Queequeg’s grin fades, and he gives Ishmael an uncertain look.

“How could I be of the Gilded?” Ishmael asks. “I’m from Black Range, the armpit of the coal region. My foster parents work at a Zirconia Electrolysis station, like everyone else in Black Range who is lucky enough to have a job.”

“Hold out your registry,” Pip says knowingly.

Ishmael hesitates, then tells Queequeg, “Something strange is going to happen. I don’t understand why, but —”

“Just do it,” Pip cajoles, then says to Queequeg, “Watch closely.” He crosses his left wrist over Ishmael’s. In the dim light of the shipping container, there’s the faintest blue spark, and once again Ishmael feels a shock.

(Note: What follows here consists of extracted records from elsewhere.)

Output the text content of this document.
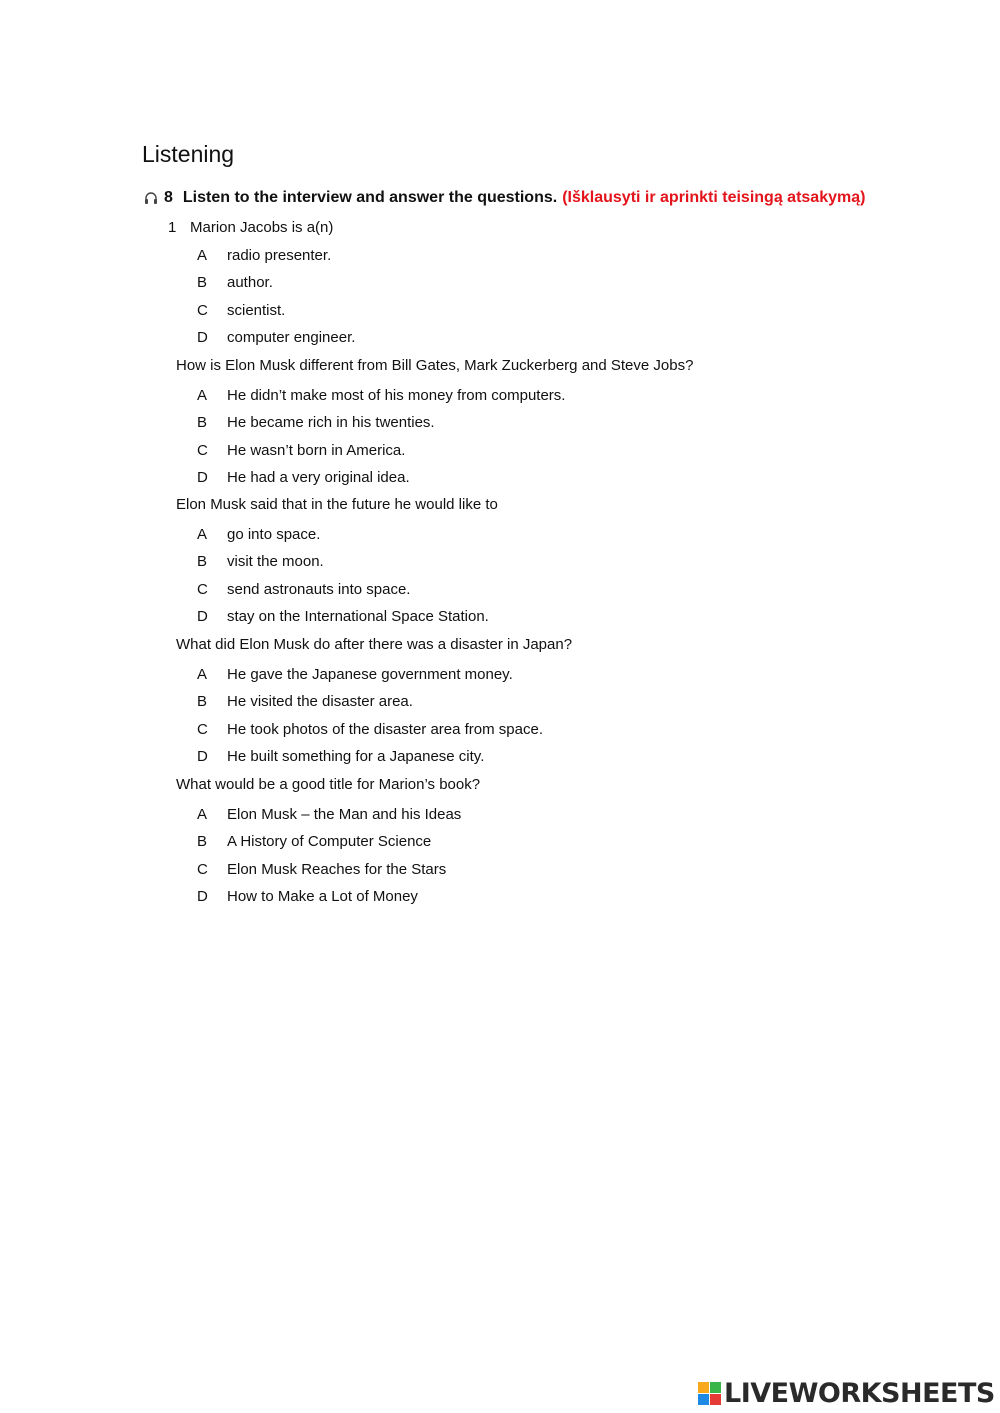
Listening
8 Listen to the interview and answer the questions. (Išklausyti ir aprinkti teisingą atsakymą)
1 Marion Jacobs is a(n)
A radio presenter.
B author.
C scientist.
D computer engineer.
How is Elon Musk different from Bill Gates, Mark Zuckerberg and Steve Jobs?
A He didn’t make most of his money from computers.
B He became rich in his twenties.
C He wasn’t born in America.
D He had a very original idea.
Elon Musk said that in the future he would like to
A go into space.
B visit the moon.
C send astronauts into space.
D stay on the International Space Station.
What did Elon Musk do after there was a disaster in Japan?
A He gave the Japanese government money.
B He visited the disaster area.
C He took photos of the disaster area from space.
D He built something for a Japanese city.
What would be a good title for Marion’s book?
A Elon Musk – the Man and his Ideas
B A History of Computer Science
C Elon Musk Reaches for the Stars
D How to Make a Lot of Money
LIVEWORKSHEETS
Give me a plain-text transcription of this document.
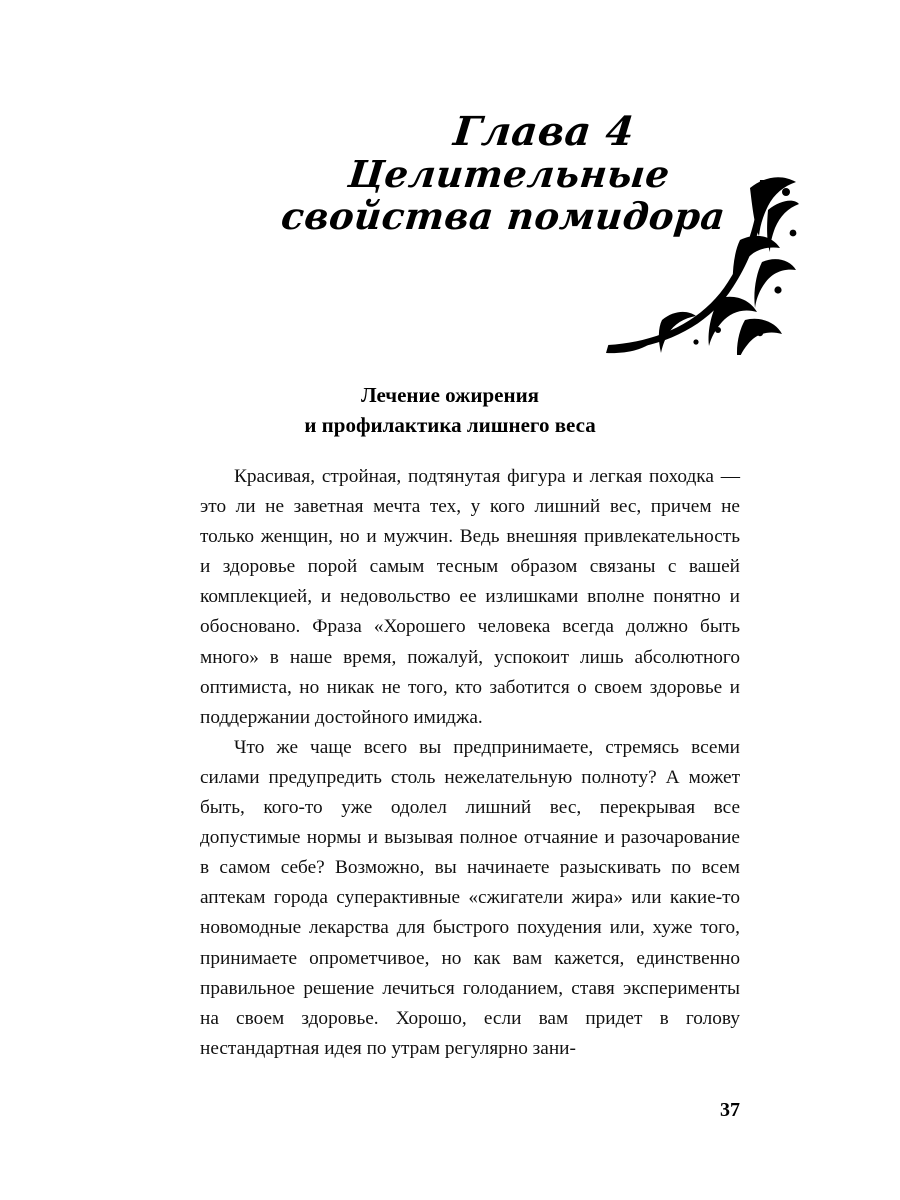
Глава 4
Целительные
свойства помидора
Лечение ожирения
и профилактика лишнего веса

Красивая, стройная, подтянутая фигура и легкая походка — это ли не заветная мечта тех, у кого лишний вес, причем не только женщин, но и мужчин. Ведь внешняя привлекательность и здоровье порой самым тесным образом связаны с вашей комплекцией, и недовольство ее излишками вполне понятно и обосновано. Фраза «Хорошего человека всегда должно быть много» в наше время, пожалуй, успокоит лишь абсолютного оптимиста, но никак не того, кто заботится о своем здоровье и поддержании достойного имиджа.

Что же чаще всего вы предпринимаете, стремясь всеми силами предупредить столь нежелательную полноту? А может быть, кого-то уже одолел лишний вес, перекрывая все допустимые нормы и вызывая полное отчаяние и разочарование в самом себе? Возможно, вы начинаете разыскивать по всем аптекам города суперактивные «сжигатели жира» или какие-то новомодные лекарства для быстрого похудения или, хуже того, принимаете опрометчивое, но как вам кажется, единственно правильное решение лечиться голоданием, ставя эксперименты на своем здоровье. Хорошо, если вам придет в голову нестандартная идея по утрам регулярно зани-

37
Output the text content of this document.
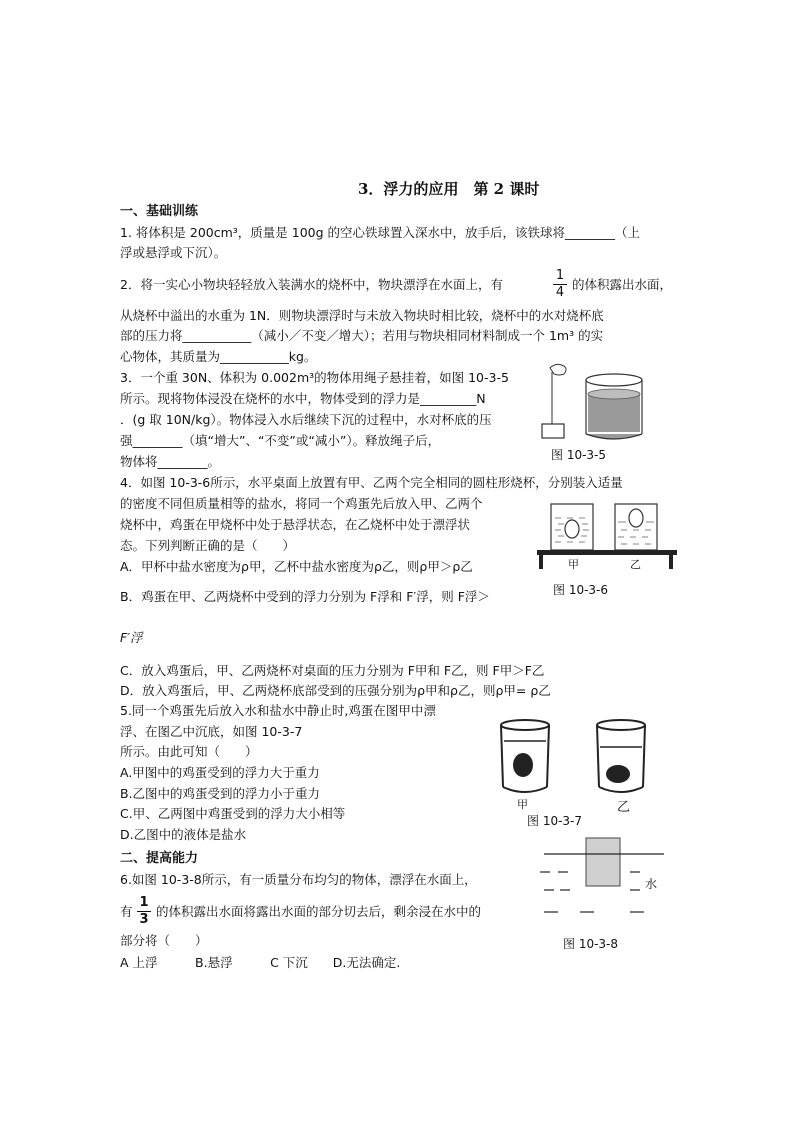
3．浮力的应用　第 2 课时
一、基础训练
1. 将体积是 200cm³，质量是 100g 的空心铁球置入深水中，放手后，该铁球将________（上
浮或悬浮或下沉）。
2．将一实心小物块轻轻放入装满水的烧杯中，物块漂浮在水面上，有
1
4
的体积露出水面，
从烧杯中溢出的水重为 1N．则物块漂浮时与未放入物块时相比较，烧杯中的水对烧杯底
部的压力将___________（减小／不变／增大）；若用与物块相同材料制成一个 1m³ 的实
心物体，其质量为___________kg。
3．一个重 30N、体积为 0.002m³的物体用绳子悬挂着，如图 10-3-5
所示。现将物体浸没在烧杯的水中，物体受到的浮力是_________N
．(g 取 10N/kg）。物体浸入水后继续下沉的过程中，水对杯底的压
强________（填“增大”、“不变”或“减小”）。释放绳子后，
物体将________。	图 10-3-5
4．如图 10-3-6所示，水平桌面上放置有甲、乙两个完全相同的圆柱形烧杯，分别装入适量
的密度不同但质量相等的盐水，将同一个鸡蛋先后放入甲、乙两个
烧杯中，鸡蛋在甲烧杯中处于悬浮状态，在乙烧杯中处于漂浮状
态。下列判断正确的是（　　）
A．甲杯中盐水密度为ρ甲，乙杯中盐水密度为ρ乙，则ρ甲＞ρ乙
B．鸡蛋在甲、乙两烧杯中受到的浮力分别为 F浮和 F′浮，则 F浮＞
F′浮
C．放入鸡蛋后，甲、乙两烧杯对桌面的压力分别为 F甲和 F乙，则 F甲＞F乙
D．放入鸡蛋后，甲、乙两烧杯底部受到的压强分别为ρ甲和ρ乙，则ρ甲= ρ乙
甲	乙
图 10-3-6
5.同一个鸡蛋先后放入水和盐水中静止时,鸡蛋在图甲中漂
浮、在图乙中沉底，如图 10-3-7
所示。由此可知（　　）
A.甲图中的鸡蛋受到的浮力大于重力
B.乙图中的鸡蛋受到的浮力小于重力
C.甲、乙两图中鸡蛋受到的浮力大小相等
D.乙图中的液体是盐水
甲	乙
图 10-3-7
二、提高能力
6.如图 10-3-8所示，有一质量分布均匀的物体，漂浮在水面上，
有
1
3
的体积露出水面将露出水面的部分切去后，剩余浸在水中的
部分将（　　）
A 上浮　　　B.悬浮　　　C 下沉　　D.无法确定.
水
图 10-3-8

Queequeg gives him an astonished look. Ishmael rubs his wrist and thinks back to his last night on Earth, when Old Ben’s registry greeted his the same way. Old Ben was the last person Ishmael would have imagined being of the Gilded, but there were certain things about him that now make Ishmael wonder. How could such an old, broken-down, benzo-swilling husk of a man be the
manager
of the Zirconia Electrolysis station? And back at the foundling home, the way he spoke to the haughty Ms. Hussey and she listened without argument . . .

In a voice rife with misgivings, Queequeg asks, “What . . . what was that spark?”

But before the discussion can continue, the tall, toothless pirate and the scrawny one appear at the container door.

“Now whish of you gentlefellers ish Lopesh-Makaroba?” lisps the toothless one.

Pip gets to his feet. The tall, thin pirate smiles — a grisly sight. “Well, if it ain’t ol’ Pudgy himshelf !” He takes out his gun and aims it at Queequeg and Ishmael while he unlocks the shipping container door. “Come wish us.”

Pip pauses and gives Ishmael an apologetic look.

“See if they’ll give us water,” Ishmael reminds him, then watches as the Gilded boy goes.

“Think they’ll let us die?” Queequeg rasps. Hours have passed since Pip was taken away. During that time, Ishmael explained that he has no idea how he could be of the Gilded, since he’ d never even heard of them until he arrived on the
Pequod.
Queequeg believes him, saying it wouldn’t matter now, anyway; he knows what Ishmael is made of, Gilded or not.

Ishmael cannot recall ever being so thirsty. He can’t bear the idea that he might perish here in this shipping container, not knowing what happened to his foster parents or having found Archie.
Is there truly no justice in the universe?

“Hey.” The scrawny pirate with the hooked fingers looks in at them. His left cheek and eye are red and puffy, like he’s recently been on the losing end of a fight. From under his shirt he pulls an animal-skin bag that sloshes. The sound is enough to drive Ishmael mad. He’s stunned when the pirate offers the bag through the gap to Queequeg and him.

They pass the animal skin back and forth, drinking quickly. At the same time, the scrawny pirate appears to be keeping an eye out for anyone coming. Suddenly he reaches in, snatches the empty bag, and slides it back under his shirt. Then, with feigned gruffness, he loudly demands, “Come on, you gotta know how many terrafins they’ve landed in the past six months.”